La Grande Illusion’s popular success (it was the top-ranking film of 1937 at the French box office) is also a factor. In the Renoir canon, a legend has grown around La Règle du jeu’s supposed hostile reception in 1939. This has been shown by Renoir scholars Claude Gauteur and Christopher Faulkner to be a vast exaggeration, but the legend has endured that the film was ‘misunderstood’ at the time of its release, adding to its mystique and prestige. As Peter Wollen has pointed out, today’s highly ranked films like Citizen Kane and La Règle du jeu have the added aura of films maudits. This is not the case for La Grande Illusion, which along with Les Bas-fonds and La Bête humaine did very well commercially. Not coincidentally, all three starred Gabin, the leading French star of the time.
The use of actors is another key factor in the subsequent reputation of the film within the Renoir canon, for two reasons. First, another Renoir legend (initiated by Bazin) is that one of the director’s hallmarks was to use actors ‘against the grain’ – so for instance in La Règle du jeu there are relative unknowns (Nora Gregor), non-professionals (Renoir himself) or actors deliberately out of their expected register (Roland Toutain, a comic, as the tragic aviator Jurieux). In La Grande Illusion, on the contrary, the stars all work brilliantly within their registers – and consequently met with public approval. Gabin, Fresnay, Dalio and Carette, among others, give fabulous performances that were valued not just by the audience but by Renoir himself. As he said, “Each time I see the picture, I’m impressed by one idea. It is that you don’t do anything with bad actors… I know that I owe so much to the actors.”

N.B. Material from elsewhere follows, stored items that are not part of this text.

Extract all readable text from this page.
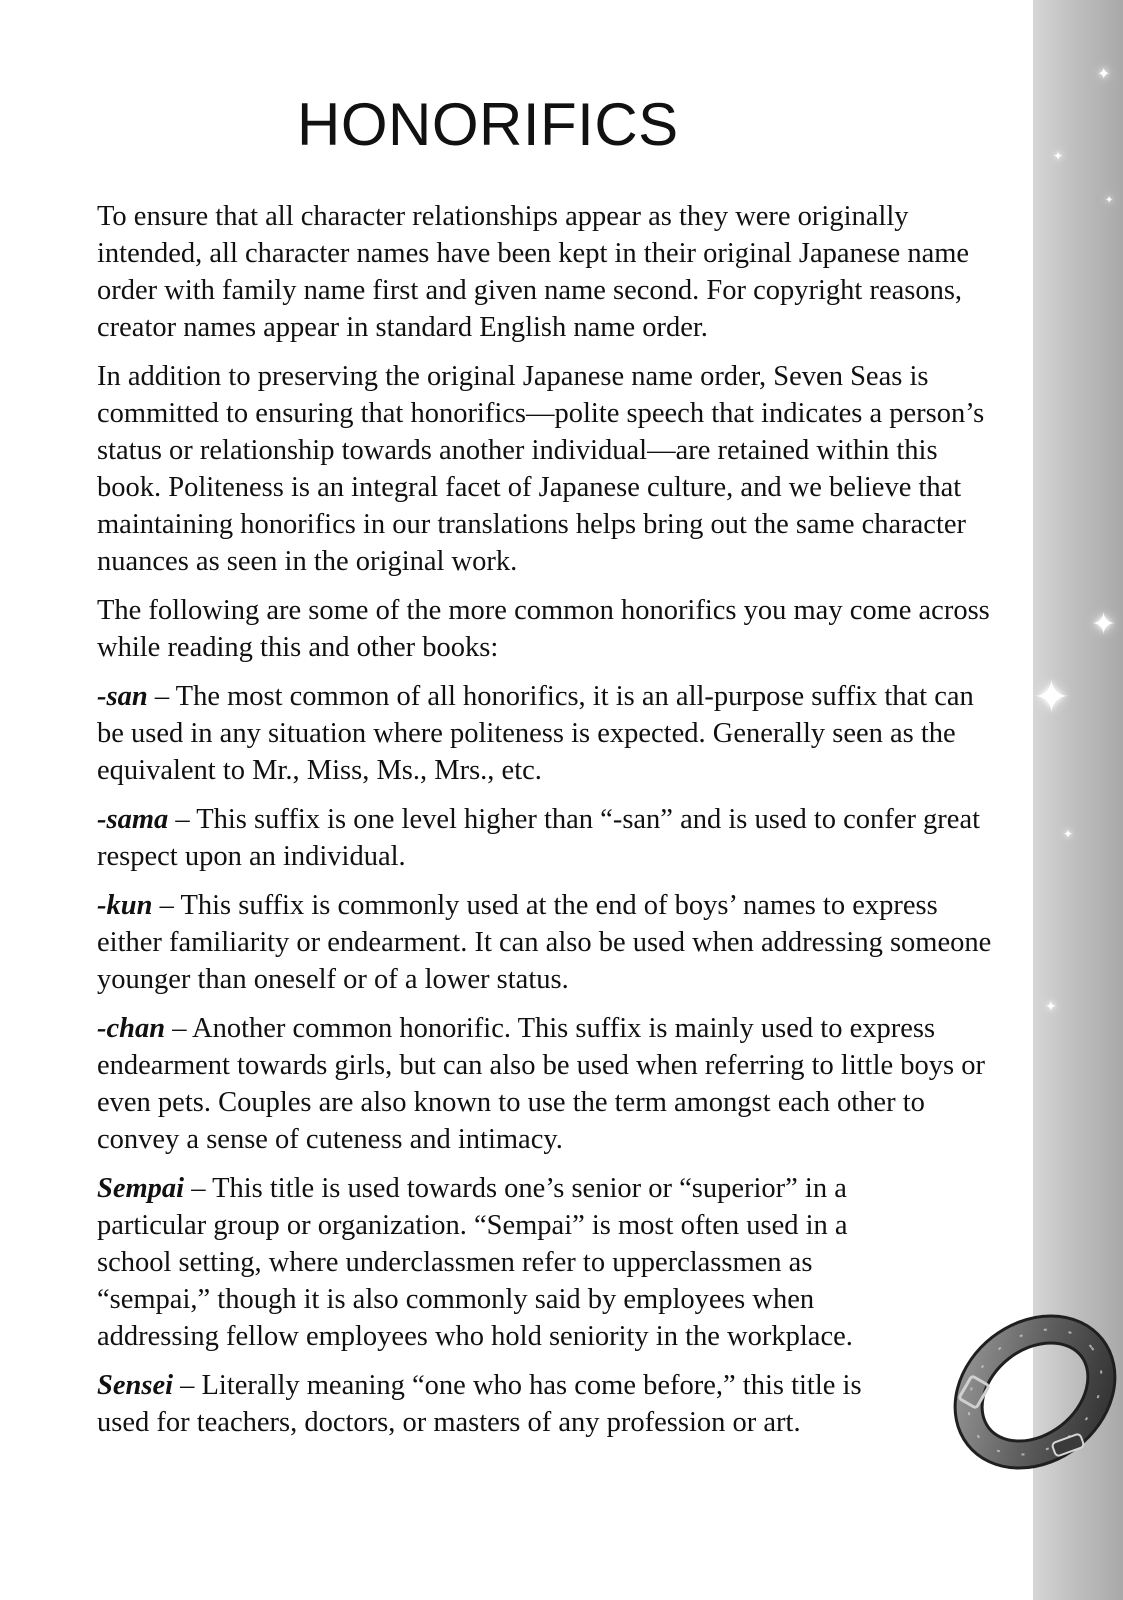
✦
✦
✦
✦
✦
✦
✦
HONORIFICS

To ensure that all character relationships appear as they were originally intended, all character names have been kept in their original Japanese name order with family name first and given name second. For copyright reasons, creator names appear in standard English name order.

In addition to preserving the original Japanese name order, Seven Seas is committed to ensuring that honorifics—polite speech that indicates a person’s status or relationship towards another individual—are retained within this book. Politeness is an integral facet of Japanese culture, and we believe that maintaining honorifics in our translations helps bring out the same character nuances as seen in the original work.

The following are some of the more common honorifics you may come across while reading this and other books:

-san – The most common of all honorifics, it is an all-purpose suffix that can be used in any situation where politeness is expected. Generally seen as the equivalent to Mr., Miss, Ms., Mrs., etc.

-sama – This suffix is one level higher than “-san” and is used to confer great respect upon an individual.

-kun – This suffix is commonly used at the end of boys’ names to express either familiarity or endearment. It can also be used when addressing someone younger than oneself or of a lower status.

-chan – Another common honorific. This suffix is mainly used to express endearment towards girls, but can also be used when referring to little boys or even pets. Couples are also known to use the term amongst each other to convey a sense of cuteness and intimacy.

Sempai – This title is used towards one’s senior or “superior” in a particular group or organization. “Sempai” is most often used in a school setting, where underclassmen refer to upperclassmen as “sempai,” though it is also commonly said by employees when addressing fellow employees who hold seniority in the workplace.

Sensei – Literally meaning “one who has come before,” this title is used for teachers, doctors, or masters of any profession or art.
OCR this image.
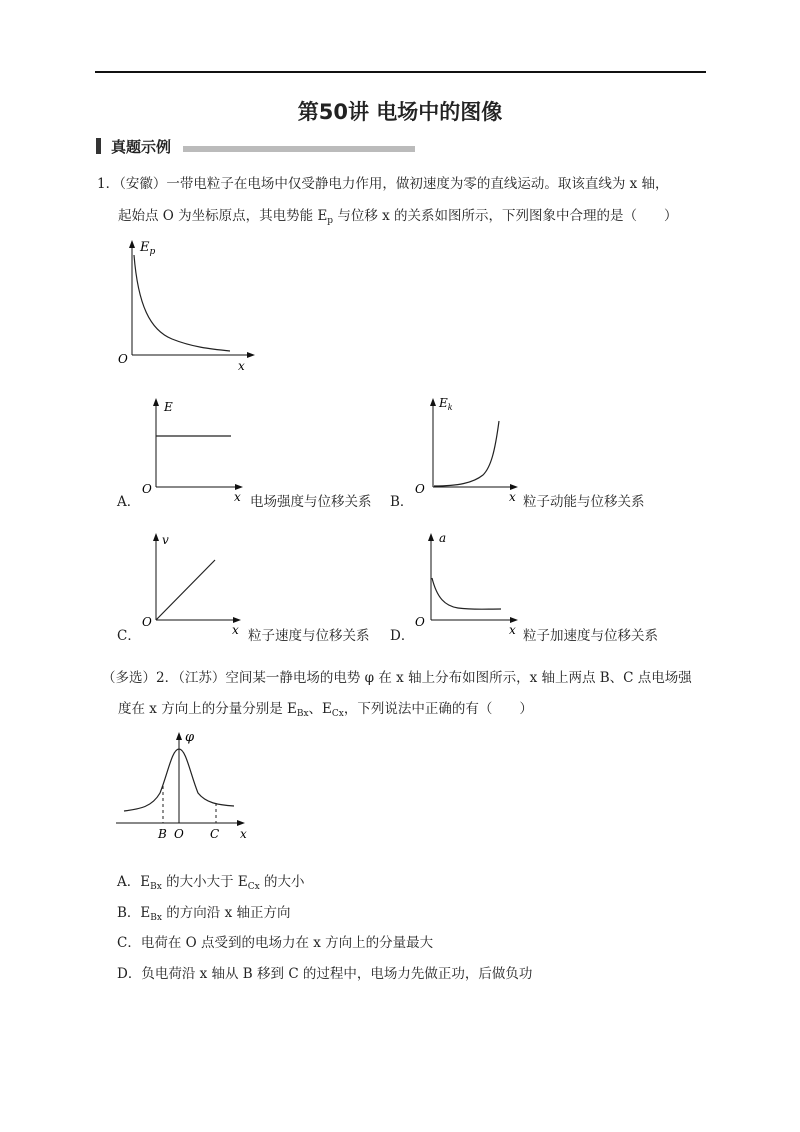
第50讲 电场中的图像
真题示例
1．（安徽）一带电粒子在电场中仅受静电力作用，做初速度为零的直线运动。取该直线为 x 轴，
起始点 O 为坐标原点，其电势能 $E_p$ 与位移 x 的关系如图所示，下列图象中合理的是（　　）
$E_p$
O	x
A．
E
O
x 电场强度与位移关系 B．
$E_k$
O
x 粒子动能与位移关系
C．
v
O
x 粒子速度与位移关系 D．
a
O
x 粒子加速度与位移关系
（多选）2．（江苏）空间某一静电场的电势 φ 在 x 轴上分布如图所示，x 轴上两点 B、C 点电场强
度在 x 方向上的分量分别是 $E_{Bx}$、$E_{Cx}$，下列说法中正确的有（　　）
φ
B O C x
A．$E_{Bx}$ 的大小大于 $E_{Cx}$ 的大小
B．$E_{Bx}$ 的方向沿 x 轴正方向
C．电荷在 O 点受到的电场力在 x 方向上的分量最大
D．负电荷沿 x 轴从 B 移到 C 的过程中，电场力先做正功，后做负功
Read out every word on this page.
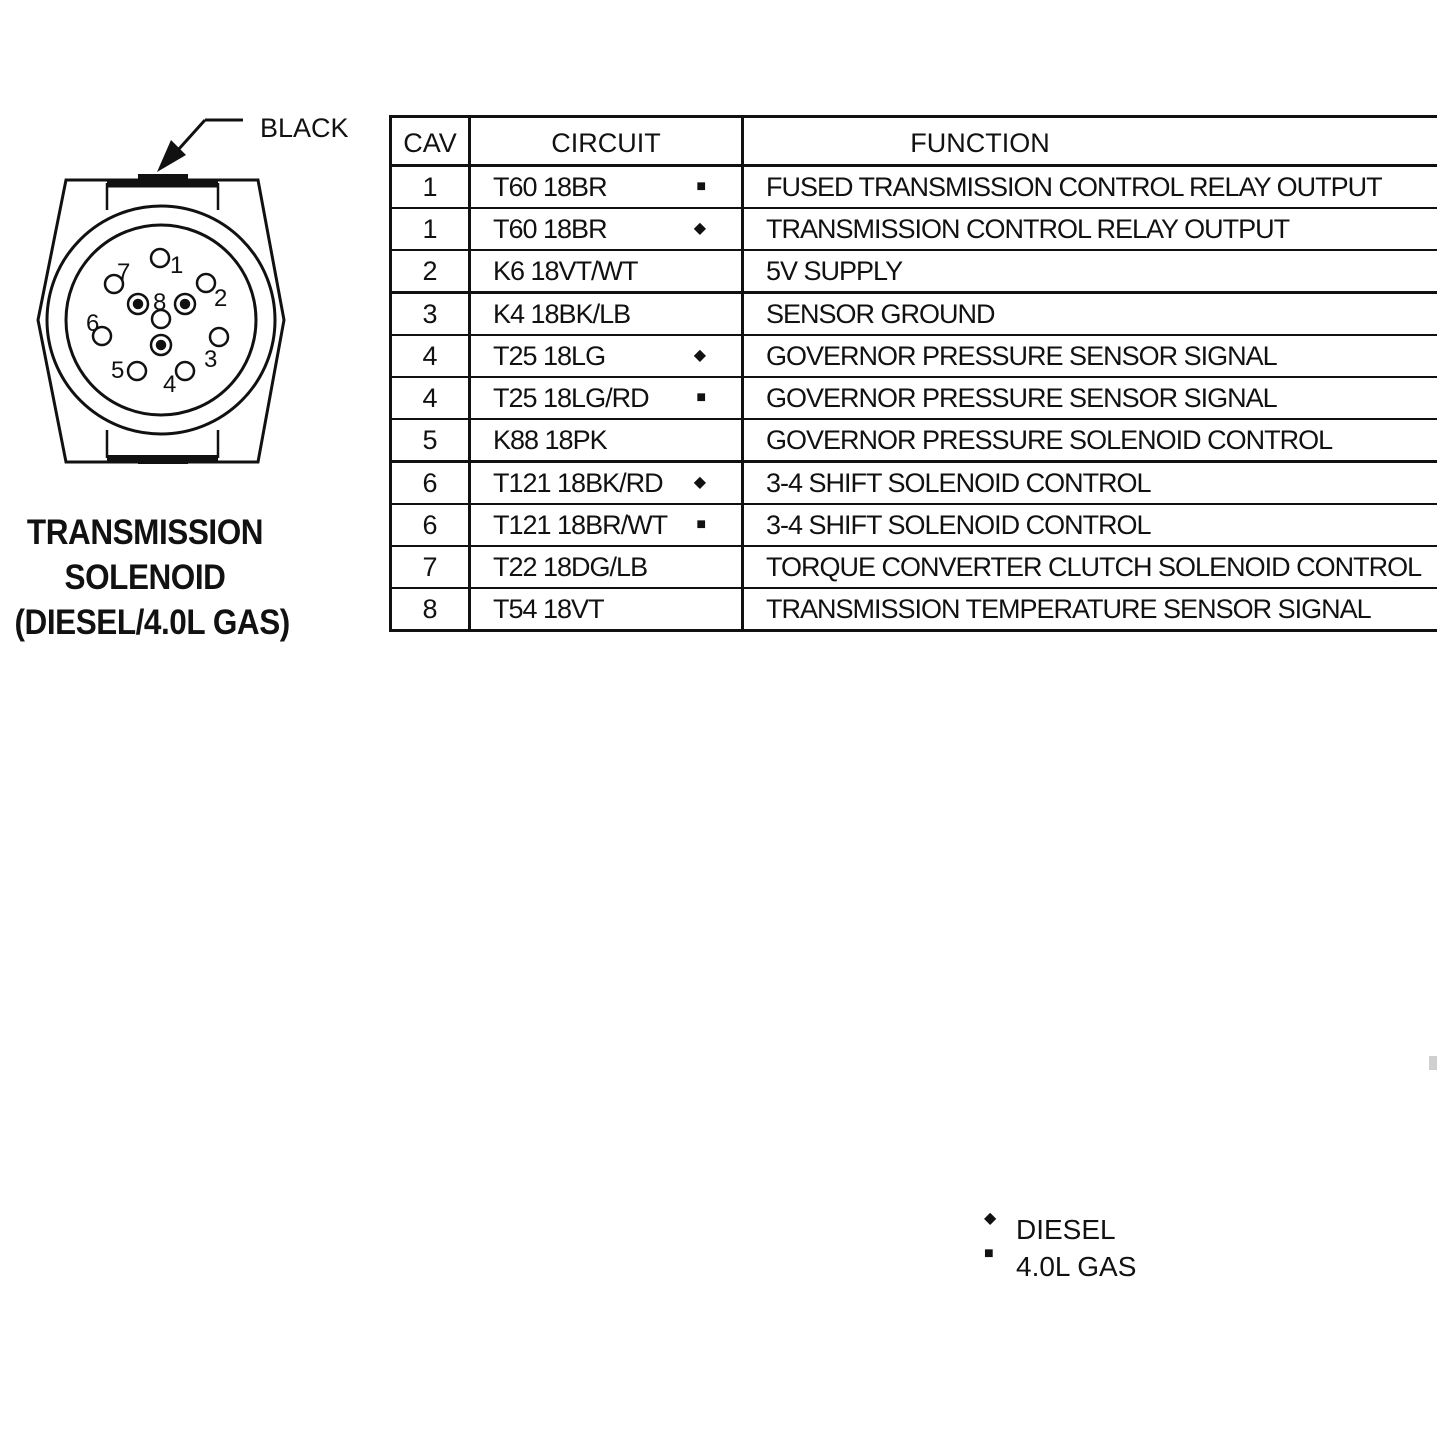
BLACK
1
2
3
4
5
6
7
8
TRANSMISSION
SOLENOID
(DIESEL/4.0L GAS)
CAV	CIRCUIT	FUNCTION
1	T60 18BR ■	FUSED TRANSMISSION CONTROL RELAY OUTPUT
1	T60 18BR ◆	TRANSMISSION CONTROL RELAY OUTPUT
2	K6 18VT/WT	5V SUPPLY
3	K4 18BK/LB	SENSOR GROUND
4	T25 18LG ◆	GOVERNOR PRESSURE SENSOR SIGNAL
4	T25 18LG/RD ■	GOVERNOR PRESSURE SENSOR SIGNAL
5	K88 18PK	GOVERNOR PRESSURE SOLENOID CONTROL
6	T121 18BK/RD ◆	3-4 SHIFT SOLENOID CONTROL
6	T121 18BR/WT ■	3-4 SHIFT SOLENOID CONTROL
7	T22 18DG/LB	TORQUE CONVERTER CLUTCH SOLENOID CONTROL
8	T54 18VT	TRANSMISSION TEMPERATURE SENSOR SIGNAL
◆ DIESEL
■ 4.0L GAS
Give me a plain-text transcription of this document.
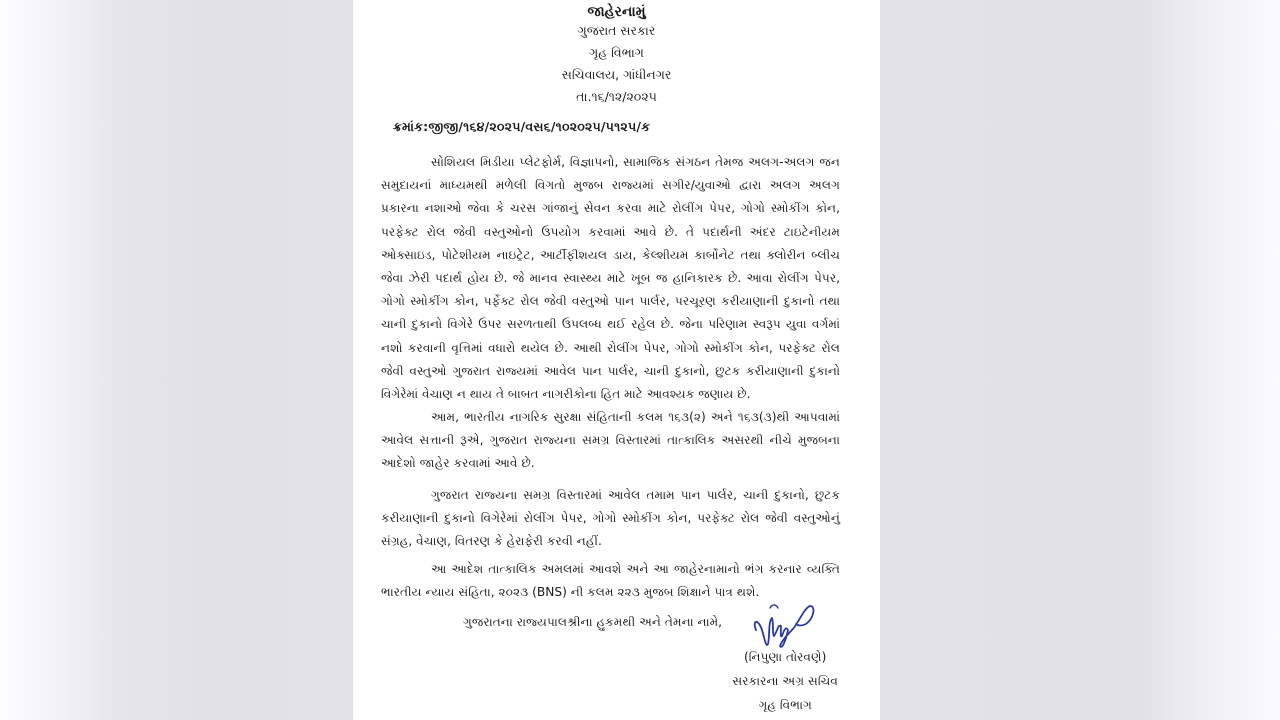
જાહેરનામું
ગુજરાત સરકાર
ગૃહ વિભાગ
સચિવાલય, ગાંધીનગર
તા.૧૬/૧૨/૨૦૨૫
ક્રમાંક:જીજી/૧૬૪/૨૦૨૫/વસ૬/૧૦૨૦૨૫/૫૧૨૫/ક
સોશિયલ મિડીયા પ્લેટફોર્મ, વિજ્ઞાપનો, સામાજિક સંગઠન તેમજ અલગ-અલગ જન
સમુદાયનાં માધ્યમથી મળેલી વિગતો મુજબ રાજ્યમાં સગીર/યુવાઓ દ્વારા અલગ અલગ
પ્રકારના નશાઓ જેવા કે ચરસ ગાંજાનું સેવન કરવા માટે રોલીંગ પેપર, ગોગો સ્મોકીંગ કોન,
પરફેક્ટ રોલ જેવી વસ્તુઓનો ઉપયોગ કરવામાં આવે છે. તે પદાર્થની અંદર ટાઇટેનીયમ
ઓક્સાઇડ, પોટેશીયમ નાઇટ્રેટ, આર્ટીફીશયલ ડાય, કેલ્શીયમ કાર્બોનેટ તથા ક્લોરીન બ્લીચ
જેવા ઝેરી પદાર્થ હોય છે. જે માનવ સ્વાસ્થ્ય માટે ખૂબ જ હાનિકારક છે. આવા રોલીંગ પેપર,
ગોગો સ્મોકીંગ કોન, પર્ફેક્ટ રોલ જેવી વસ્તુઓ પાન પાર્લર, પરચૂરણ કરીયાણાની દુકાનો તથા
ચાની દુકાનો વિગેરે ઉપર સરળતાથી ઉપલબ્ધ થઈ રહેલ છે. જેના પરિણામ સ્વરૂપ યુવા વર્ગમાં
નશો કરવાની વૃત્તિમાં વધારો થયેલ છે. આથી રોલીંગ પેપર, ગોગો સ્મોકીંગ કોન, પરફેક્ટ રોલ
જેવી વસ્તુઓ ગુજરાત રાજ્યમાં આવેલ પાન પાર્લર, ચાની દુકાનો, છુટક કરીયાણાની દુકાનો
વિગેરેમાં વેચાણ ન થાય તે બાબત નાગરીકોના હિત માટે આવશ્યક જણાય છે.
આમ, ભારતીય નાગરિક સુરક્ષા સંહિતાની કલમ ૧૬૩(૨) અને ૧૬૩(૩)થી આપવામાં
આવેલ સત્તાની રૂએ, ગુજરાત રાજ્યના સમગ્ર વિસ્તારમાં તાત્કાલિક અસરથી નીચે મુજબના
આદેશો જાહેર કરવામાં આવે છે.
ગુજરાત રાજ્યના સમગ્ર વિસ્તારમાં આવેલ તમામ પાન પાર્લર, ચાની દુકાનો, છુટક
કરીયાણાની દુકાનો વિગેરેમાં રોલીંગ પેપર, ગોગો સ્મોકીંગ કોન, પરફેક્ટ રોલ જેવી વસ્તુઓનું
સંગ્રહ, વેચાણ, વિતરણ કે હેરાફેરી કરવી નહીં.
આ આદેશ તાત્કાલિક અમલમાં આવશે અને આ જાહેરનામાનો ભંગ કરનાર વ્યક્તિ
ભારતીય ન્યાય સંહિતા, ૨૦૨૩ (BNS) ની કલમ ૨૨૩ મુજબ શિક્ષાને પાત્ર થશે.
ગુજરાતના રાજ્યપાલશ્રીના હુકમથી અને તેમના નામે,
(નિપુણા તોરવણે)
સરકારના અગ્ર સચિવ
ગૃહ વિભાગ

The second point is the question of stars and authorship. Renoir’s happy sharing of the credit with his actors did not fit well with the auteur theory that advocated the director’s single vision. At the level of production, Gabin was instrumental in getting the film off the ground. At the level of reception, while Renoir was recognised and rewarded as the director of La Grande Illusion, the film was also seen as a great ensemble piece and, for a significant part of the audience, a ‘Gabin film’. By contrast, in those terms, La Règle du jeu cannot be anything but a ‘Renoir film’.
It’s clear that the critical debates that have shaped the reception of La Grande Illusion are, as ever, historically grounded. The film has ridden waves of critical approval and disapproval, yet through them continued to meet popular success. As a viewer’s comment on IMDb put it when La Grande Illusion dropped out of the website’s top 250 films in 2010 (typically, comparing it to La Règle du jeu), “This is a film that you can both appreciate AND enjoy!” While the immediate topic of the film is a specific war, the virulent debates in 1946 show its significance to a later war – and, consequently, its ability to speak to us today; issues of war, class and national conflicts have, sadly, not lost their relevance.
In its ensemble perfection, La Grande Illusion is also a snapshot of French cinema of the late 1930s at its absolute best. It is a classic in the terms defined by Frank Kermode: that is, a film not frozen in time, but open to different readings across times and cultures. In all these senses, then, Bazin’s verdict is as true today as it was when he wrote it in the late 1950s: “It is not enough to say that it has retained its power… the stature of the film remained undiminished by the passage of time.”